I'm a lover of weird facts. Even though by the time I walk the twenty feet from the living room into the kitchen, I might forget what I went in there for, I'll remember that, for example, the dot over the letter "i" is called a "dittle."
Maybe my fascination with irrelevant and often useless trivia comes from growing up during the Golden Age of TV Game Shows. After all, as a child I learned that knowing an odd fact or two (Jeopardy), or having a fishing lure handy in your purse (Let's Make a Deal), or being able to guess the word "oyster" from a clue like "slimy things inside shells" (25,000 Pyramid), or knowing the manufacturer's retail price of a can of beans (The Price is Right) might someday make you pseudo-famous, and put a nice fat check in your pocket.

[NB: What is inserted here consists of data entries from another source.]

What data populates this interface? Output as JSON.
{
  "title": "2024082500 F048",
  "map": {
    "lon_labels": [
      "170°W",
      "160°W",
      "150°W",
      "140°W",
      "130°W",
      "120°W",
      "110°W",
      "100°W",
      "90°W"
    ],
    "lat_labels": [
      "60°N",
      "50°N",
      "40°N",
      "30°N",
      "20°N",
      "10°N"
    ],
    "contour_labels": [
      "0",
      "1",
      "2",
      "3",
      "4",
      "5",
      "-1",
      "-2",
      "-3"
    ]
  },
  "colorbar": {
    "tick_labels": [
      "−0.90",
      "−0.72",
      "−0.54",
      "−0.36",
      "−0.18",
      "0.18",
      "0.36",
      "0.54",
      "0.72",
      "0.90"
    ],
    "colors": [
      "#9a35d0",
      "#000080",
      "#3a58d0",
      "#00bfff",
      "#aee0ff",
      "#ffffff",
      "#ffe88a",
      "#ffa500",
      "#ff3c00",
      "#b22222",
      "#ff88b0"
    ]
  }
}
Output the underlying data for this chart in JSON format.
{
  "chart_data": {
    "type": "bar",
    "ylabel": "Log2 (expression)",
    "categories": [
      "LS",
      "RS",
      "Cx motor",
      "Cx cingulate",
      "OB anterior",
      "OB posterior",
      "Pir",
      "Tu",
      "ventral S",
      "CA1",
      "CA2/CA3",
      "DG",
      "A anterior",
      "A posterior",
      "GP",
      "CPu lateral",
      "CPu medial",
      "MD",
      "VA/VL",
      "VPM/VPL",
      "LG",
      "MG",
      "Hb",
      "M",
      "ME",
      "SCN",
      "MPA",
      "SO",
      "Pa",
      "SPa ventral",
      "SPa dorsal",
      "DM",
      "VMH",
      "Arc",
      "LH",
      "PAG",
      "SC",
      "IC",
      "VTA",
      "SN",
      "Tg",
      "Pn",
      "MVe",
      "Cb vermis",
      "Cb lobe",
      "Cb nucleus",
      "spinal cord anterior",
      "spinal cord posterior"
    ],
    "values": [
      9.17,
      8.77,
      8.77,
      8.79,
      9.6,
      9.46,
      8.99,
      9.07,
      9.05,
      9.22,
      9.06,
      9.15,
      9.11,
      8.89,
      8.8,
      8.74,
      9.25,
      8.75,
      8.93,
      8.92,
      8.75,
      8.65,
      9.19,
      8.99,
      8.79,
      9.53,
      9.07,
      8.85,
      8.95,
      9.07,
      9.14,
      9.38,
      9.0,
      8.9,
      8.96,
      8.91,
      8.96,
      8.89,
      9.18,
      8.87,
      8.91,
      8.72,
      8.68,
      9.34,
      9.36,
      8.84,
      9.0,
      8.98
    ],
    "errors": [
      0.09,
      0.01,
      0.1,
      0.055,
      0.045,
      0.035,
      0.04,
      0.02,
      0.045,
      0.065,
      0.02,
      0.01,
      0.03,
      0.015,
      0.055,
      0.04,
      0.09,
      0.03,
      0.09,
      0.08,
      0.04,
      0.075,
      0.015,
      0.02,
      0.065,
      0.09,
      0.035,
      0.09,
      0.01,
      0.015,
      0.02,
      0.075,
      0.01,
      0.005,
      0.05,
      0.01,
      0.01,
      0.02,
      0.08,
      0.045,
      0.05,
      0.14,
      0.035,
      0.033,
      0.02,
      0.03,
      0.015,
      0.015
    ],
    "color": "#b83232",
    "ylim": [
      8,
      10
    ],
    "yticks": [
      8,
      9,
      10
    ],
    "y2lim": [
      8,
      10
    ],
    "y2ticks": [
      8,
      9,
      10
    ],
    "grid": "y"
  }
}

Or get you a goat, depending on whether you got greedy and eschewed the box for what was behind Curtain Number One.
Personally, I was always rooting for the goat.
Anyway, my brain virtually teems with useless information. Useless, I say, because really, how often in life do you need to know that, unless you're a contortionist, it's impossible to lick your elbow? Or that eating lobster before the twentieth century was a mark of poverty because they looked like insects, and their name in Latin means "locust." Or that polar bears are left-handed, and elephants are the only animals that can't jump?
You're trying to lick your elbow, aren't you? Stop that.